Jackson, Mississippi, police arrested Jarques Ratliff on a murder charge following the August 3 discovery of Tasia Fortune hanging from a tree.
Die Ermittler im US-Bundesstaat Mississippi haben im Fall der tot aufgefundenen Tasia Fortune eine Festnahme vermeldet. Der 51-jährige Jarques Ratliff wurde am Freitag festgenommen, nachdem die Gerichtsmedizin die Todesursache offiziell als Tötungsdelikt eingestuft hatte. Die Jackson Police Department bestätigte die Festnahme nach wochenlangen Unklarheiten, die in der lokalen Bevölkerung für erhebliche Besorgnis gesorgt hatten.
Festnahme von Jarques Ratliff und offizielle Mordanklage
Die Polizei in Jackson hat Haft- und Durchsuchungsbefehle gegen Jarques Ratliff erwirkt und den Verdächtigen angetroffen, als er auf der Straße ging. Der 51-Jährige wurde wegen Mordes angeklagt, wie die zuständige Polizeichefin RaShall Brackney bei einer Pressekonferenz bekannt gab. Die Ermittler gaben an, dass zwischen dem Tatverdächtigen und der getöteten Frau eine Verbindung bestanden habe, nannten jedoch zunächst keine weiteren Details zu dieser Beziehung.
Der Durchbruch in den Ermittlungen folgte unmittelbar auf die Einschätzung der Gerichtsmedizin. Noch am Donnerstagabend hatte das Amt des staatlichen Medical Examiners bestätigt, dass es sich bei dem Todesfall um ein Tötungsdelikt handelt. Diese Einstufung ermöglichte es der Polizei, die bereits vorbereiteten Haftbefehle zu vollstrecken.
Die Polizei kündigte an, dass weitere Festnahmen bevorstehen könnten, während die Auswertung von Beweismaterial und Zeugenaussagen fortgesetzt wird. Bislang haben die Behörden im Rahmen des Falls rund 15 Personen vernommen.
Die Entdeckung von Tasia Fortune und Reaktionen der Familie
Die Leiche der 29-jährigen Tasia Fortune war am 3. August von Einsatzkräften in den hinteren Bereichen eines verlassenen Grundstücks an der Straße Road of Remembrance
in Jackson hängend an einem Baum entdeckt worden. Die Auffindsituation und der Zustand des Körpers, der laut Polizeichefin Brackney bereits verschiedene Verwesungsstadien aufwies, hatten in der überwiegend von Schwarzen Menschen bewohnten Stadt rasch Ängste und Erinnerungen an rassistisch motivierte Gewalt geweckt.

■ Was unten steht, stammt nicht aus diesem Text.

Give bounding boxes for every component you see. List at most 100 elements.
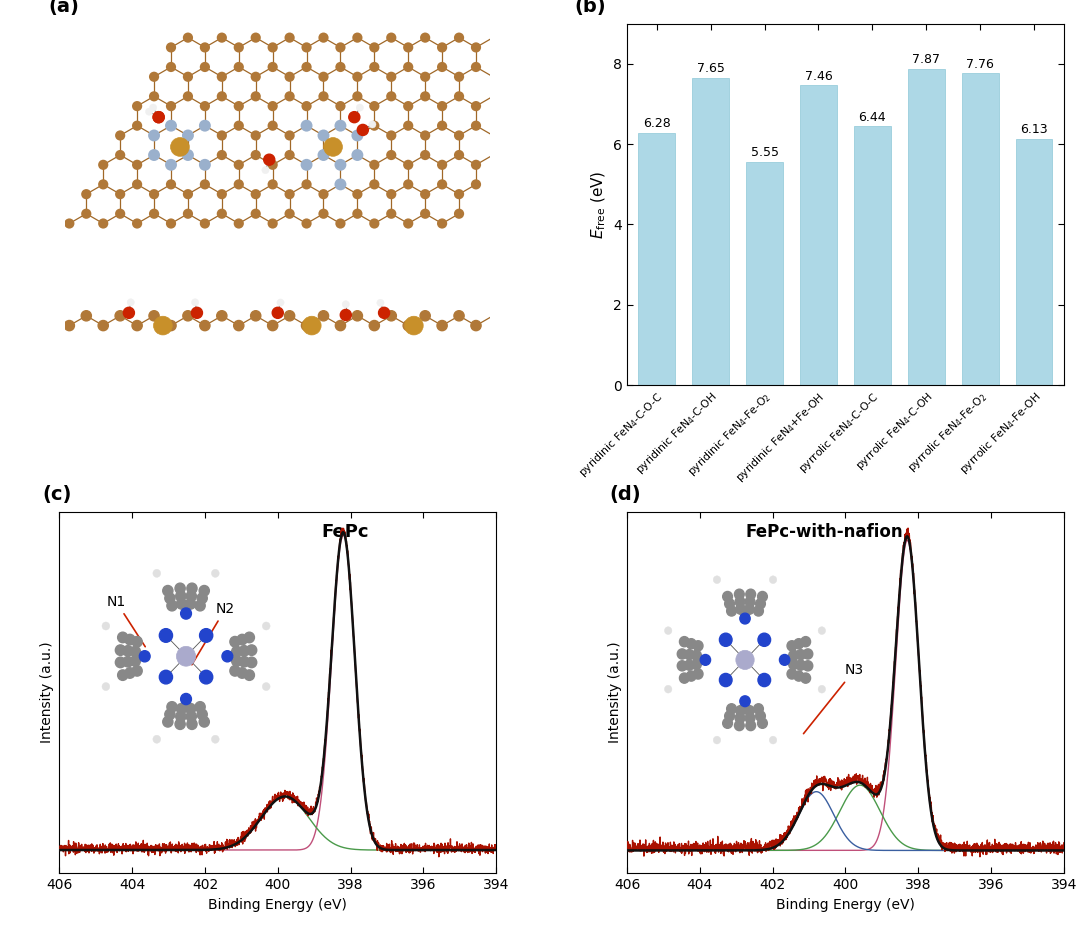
Circle shape [351,129,363,142]
Circle shape [335,320,346,330]
Circle shape [319,189,328,199]
Circle shape [217,92,227,101]
Circle shape [217,72,227,82]
Circle shape [387,189,396,199]
Circle shape [233,121,244,131]
Circle shape [302,316,321,335]
Circle shape [369,179,379,190]
Circle shape [183,92,193,101]
Bar [962,74,999,385]
Circle shape [324,138,342,157]
Circle shape [149,104,157,111]
Circle shape [284,150,295,160]
Circle shape [251,92,261,101]
Bar [908,69,945,385]
Circle shape [420,130,430,141]
Circle shape [166,101,176,111]
Circle shape [264,154,274,165]
Circle shape [284,72,295,82]
Circle shape [284,209,295,219]
Circle shape [116,150,125,160]
Text: 5.55: 5.55 [751,146,779,160]
Circle shape [191,298,199,306]
Circle shape [217,130,227,141]
Text: (b): (b) [575,0,606,16]
Circle shape [420,72,430,82]
Circle shape [420,189,430,199]
Circle shape [403,179,414,190]
Circle shape [368,121,376,128]
Circle shape [420,92,430,101]
Circle shape [149,311,159,321]
Circle shape [349,111,360,123]
Circle shape [268,121,278,131]
Circle shape [301,101,312,111]
Circle shape [183,32,193,42]
Circle shape [268,218,278,228]
Circle shape [454,209,464,219]
Circle shape [251,32,261,42]
Circle shape [166,42,176,53]
Circle shape [284,311,295,321]
Circle shape [319,209,328,219]
Circle shape [116,209,125,219]
Circle shape [146,108,152,115]
Circle shape [319,92,328,101]
Circle shape [268,179,278,190]
Circle shape [132,101,143,111]
Circle shape [471,101,481,111]
Circle shape [268,320,278,330]
Circle shape [98,320,108,330]
Circle shape [301,218,312,228]
Circle shape [369,62,379,72]
Circle shape [200,320,210,330]
Circle shape [454,92,464,101]
Circle shape [420,150,430,160]
Circle shape [352,189,363,199]
Circle shape [251,72,261,82]
Circle shape [352,72,363,82]
Circle shape [166,62,176,72]
Circle shape [454,189,464,199]
Text: 7.65: 7.65 [697,62,725,75]
Circle shape [132,121,143,131]
Circle shape [183,129,194,142]
Circle shape [233,160,244,170]
Circle shape [471,160,481,170]
Text: FePc-with-nafion: FePc-with-nafion [745,523,903,541]
Circle shape [301,320,312,330]
Circle shape [233,320,244,330]
Circle shape [200,179,210,190]
Circle shape [335,120,347,131]
Circle shape [403,121,414,131]
Circle shape [200,218,210,228]
Circle shape [116,189,125,199]
Circle shape [335,101,346,111]
Circle shape [454,72,464,82]
Circle shape [149,189,159,199]
Circle shape [64,320,75,330]
Circle shape [420,311,430,321]
Circle shape [471,179,481,190]
Circle shape [369,160,379,170]
Circle shape [183,209,193,219]
Circle shape [251,150,261,160]
Circle shape [166,218,176,228]
Circle shape [200,101,210,111]
Circle shape [153,316,173,335]
Text: 6.44: 6.44 [859,110,887,124]
Circle shape [387,130,396,141]
Bar [854,126,891,385]
Circle shape [369,121,379,131]
Circle shape [272,308,283,318]
Text: 6.13: 6.13 [1021,123,1048,136]
Text: (c): (c) [42,485,71,504]
Circle shape [251,311,261,321]
Circle shape [165,120,177,131]
Circle shape [369,320,379,330]
Circle shape [420,209,430,219]
Circle shape [166,179,176,190]
Circle shape [300,120,312,131]
Circle shape [454,150,464,160]
Circle shape [471,320,481,330]
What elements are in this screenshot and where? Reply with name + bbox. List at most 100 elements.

Christy Spivey, die Mutter der Getöteten, äußerte sich erleichtert über den polizeilichen Zugriff, bleibt angesichts der Umstände jedoch von Trauer und Unglauben gezeichnet.
„I guess I do feel like a little sigh of relief, like a little bit of peace just come over me.“
Christy Spivey, Mutter von Tasia Fortune, via BBC
Gleichzeitig schilderte Spivey die psychische Belastung der vergangenen Wochen, in denen sie nach eigenen Angaben kaum Schlaf gefunden hatte. Die Angehörigen hatten zuvor die aus ihrer Sicht mangelnde Kommunikation der Behörden öffentlich kritisiert. Ein von der Mutter verfasster Brief, in dem das langwierige Schweigen der Polizei bemängelt wurde, war kurz vor der Umstufung des Falls auf einer öffentlichen Stadtratssitzung verlesen worden. Chief Brackney entgegnete daraufhin, dass die Behörden während des gesamten Prozesses in ständigem Austausch mit den Eltern gestanden hätten.
Parallelen und bundesweite Aufmerksamkeit
Fortune starb weniger als ein Jahr nach den Vorfällen um den 21-jährigen Trey Reed, einen Schwarzen Studenten an der Delta State University in Cleveland, sowie dem Tod des obdachlosen weißen Mannes Cory Zukatis in Vicksburg. Während die Behörden in jenen Fällen jeweils von Suizid ausgingen, forderten Angehörige und juristische Vertreter in den vergangenen Monaten wiederholt unabhängige Autopsien und umfassendere Aufklärung.
Die Dynamik der Ereignisse in Mississippi rief auch den US-Kongress auf den Plan. Mehr als 50 Kongressabgeordnete wandten sich in einem Schreiben an das Justizministerium sowie das FBI. Darin forderten sie eigenständige Untersuchungen zu den Vorfällen, bei denen im laufenden Jahr mindestens zehn Schwarze Menschen hängend in verschiedenen US-Bundesstaaten aufgefunden wurden. Dem Brief zufolge dokumentieren Statistiken im Zeitraum zwischen 2000 und 2025 mehr als 70 vergleichbare Todesfälle in den Vereinigten Staaten.